Not always. In fact, not in most things. But you need to set your own priorities, and say fuck all to anyone trying to set them for you. I have found that my number one priority is friends and family, that people are more important that buildings, relationships more important than ticket stubs. I had to go to the other end of the world to find that out, though. And the whole time I was hearing "Stay!" from my mother and "Don't go!" from my roommate and "God, I am going to miss you" from my best friend. Not because they wanted to keep me from anything I wanted, but because they, too, were being selfish. Not meanly, not negatively, but they made me a priority, and then expressed that. A better heading for this would be "find what you want. Chase it. Or at the very least, annoy it until it comes to you." Not that you guys have been annoying me. And again, we segue into...
If they actually love you, they will continue to love you over Skype and Facebook
Don't read this the wrong way - long distance relationships are messy and unhappy with very few exceptions. They need a light at the end of the tunnel, because without that you're just running toward a train. I mean friendships and family and in some cases that one special person. Leaving really clarifies who matters, and coming back does the same thing. The people who make an effort to talk to you while you're gone are worth more than their weight in gold. Or Apple Stock, I don't know. The people who will always have time for you no matter the time difference, and the relationships that don't change no matter how long you've been gone, and the sensation of sitting at a bar a year later and still loving (platonically or otherwise) the person sitting next to you - those are what matter. But I'm being selfish, and these things are my priorities.
Try new shit
My funniest stories come from the time I tried new things - that one time I drank wine and ate blood sausage with a bunch of Austrians my parents' age, that one time my Czech boyfriend talked me into spending a day meditating, that one time I got handcuffed to a bar, that one time, that one time, that one time. Routines are comfortable. But nothing interesting happens in a routine.

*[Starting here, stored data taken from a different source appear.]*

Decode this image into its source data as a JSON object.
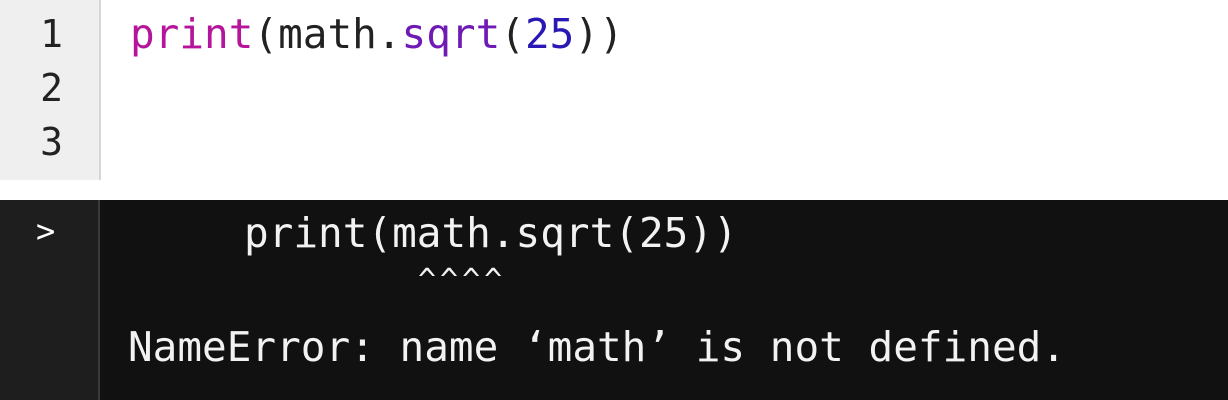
{
  "editor": {
    "line_numbers": [
      "1",
      "2",
      "3"
    ],
    "line1_tokens": {
      "builtin": "print",
      "open_paren": "(",
      "object": "math",
      "dot": ".",
      "func": "sqrt",
      "open_paren_2": "(",
      "number": "25",
      "close_parens": "))"
    },
    "colors": {
      "builtin": "#b4159a",
      "function": "#6f1ab4",
      "number": "#2a18b4",
      "text": "#222222"
    }
  },
  "console": {
    "prompt": ">",
    "output_lines": [
      "print(math.sqrt(25))",
      "^^^^",
      "NameError: name ‘math’ is not defined."
    ],
    "colors": {
      "background": "#111111",
      "text": "#f2f2f2"
    }
  }
}
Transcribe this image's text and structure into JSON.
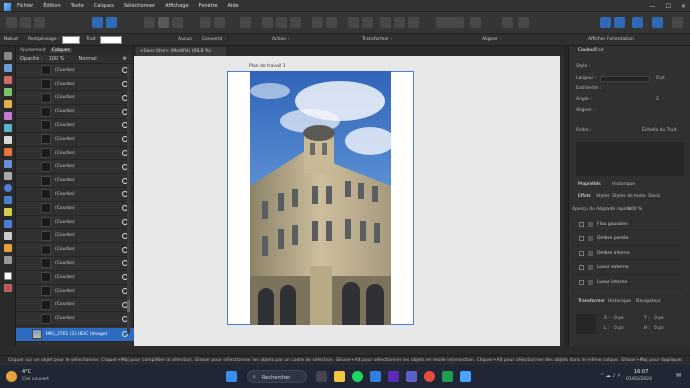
{
  "menu": {
    "items": [
      "Fichier",
      "Édition",
      "Texte",
      "Calques",
      "Sélectionner",
      "Affichage",
      "Fenêtre",
      "Aide"
    ]
  },
  "toolbar": {
    "mode_icons": [
      "photo-persona",
      "liquify-persona",
      "develop-persona",
      "tone-mapping-persona",
      "export-persona"
    ]
  },
  "context": {
    "mode_label": "Nœud",
    "style_label": "Remplissage :",
    "stroke_label": "Trait :",
    "none_label": "Aucun",
    "convert_label": "Convertir :",
    "action_label": "Action :",
    "transform_label": "Transformer :",
    "align_label": "Aligner :",
    "show_orientation": "Afficher l'orientation"
  },
  "layers_panel": {
    "tabs": [
      "Ajustement",
      "Calques"
    ],
    "opacity_label": "Opacité :",
    "opacity": "100 %",
    "blend": "Normal",
    "items": [
      {
        "name": "(Courbe)"
      },
      {
        "name": "(Courbe)"
      },
      {
        "name": "(Courbe)"
      },
      {
        "name": "(Courbe)"
      },
      {
        "name": "(Courbe)"
      },
      {
        "name": "(Courbe)"
      },
      {
        "name": "(Courbe)"
      },
      {
        "name": "(Courbe)"
      },
      {
        "name": "(Courbe)"
      },
      {
        "name": "(Courbe)"
      },
      {
        "name": "(Courbe)"
      },
      {
        "name": "(Courbe)"
      },
      {
        "name": "(Courbe)"
      },
      {
        "name": "(Courbe)"
      },
      {
        "name": "(Courbe)"
      },
      {
        "name": "(Courbe)"
      },
      {
        "name": "(Courbe)"
      },
      {
        "name": "(Courbe)"
      },
      {
        "name": "(Courbe)"
      }
    ],
    "active": {
      "name": "IMG_2761 (2).HEIC (Image)"
    }
  },
  "document": {
    "tab": "<Sans titre> (Modifié) (68,8 %)",
    "artboard_label": "Plan de travail 1"
  },
  "right_panel": {
    "tabs": [
      "Couleur",
      "Trait"
    ],
    "width_label": "Largeur :",
    "width_value": "0 pt",
    "style_label": "Style :",
    "cap_label": "Extrémité :",
    "join_label": "Angle :",
    "join_value": "2",
    "align_label": "Aligner :",
    "order_label": "Ordre :",
    "scale_label": "Échelle du Trait",
    "effects_tabs": [
      "Effets",
      "Styles",
      "Styles de texte",
      "Stock"
    ],
    "effects_sub_tabs": [
      "Propriétés",
      "Historique"
    ],
    "effects_header": "Aperçu du dégradé rapide :",
    "effects_header_value": "100 %",
    "effects": [
      {
        "name": "Flou gaussien"
      },
      {
        "name": "Ombre portée"
      },
      {
        "name": "Ombre interne"
      },
      {
        "name": "Lueur externe"
      },
      {
        "name": "Lueur interne"
      }
    ],
    "transform_tabs": [
      "Transformer",
      "Historique",
      "Navigateur"
    ],
    "transform_fields": [
      {
        "label": "X :",
        "value": "0 px"
      },
      {
        "label": "Y :",
        "value": "0 px"
      },
      {
        "label": "L :",
        "value": "0 px"
      },
      {
        "label": "H :",
        "value": "0 px"
      }
    ]
  },
  "status": {
    "text": "Cliquer sur un objet pour le sélectionner. Cliquer+Maj pour compléter la sélection. Glisser pour sélectionner les objets par un cadre de sélection. Glisser+Alt pour sélectionner les objets en mode intersection. Cliquer+Alt pour sélectionner des objets dans le même calque. Glisser+Maj pour dupliquer."
  },
  "taskbar": {
    "weather_temp": "4°C",
    "weather_desc": "Ciel couvert",
    "search_label": "Rechercher",
    "time": "16:07",
    "date": "01/02/2024"
  }
}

Intention is nothing, interpretation is everything.People are going to say things you don't want to hear. You'll say things they take the wrong way. Shit, in a word, fails. Things go wrong, and it is much easier to stop attributing that to malice and start attributing it to miscommunication. Beyond that, events out of our control can ruin almost anything. But how you look at it makes all the difference in how long you sulk and carry the hurt. There's a 50 pound luggage limit - bring as little resentment with you as possible.
Do it. Even if you come back, going is such a great foil for everything you're worrying about. No matter what you're running from or running to, the only thing you can never get rid of is yourself. You have to deal with you no matter where you go, and while it can be agonizing, the clarity you get a little closer to is wonderful. When you feign self-love, it comes off as arrogant. When you fucking earn that shit, it comes off as confidence. And no one - no one - is going to love you until you do.
Oh wow, this is sooooo getting deleted in the morning.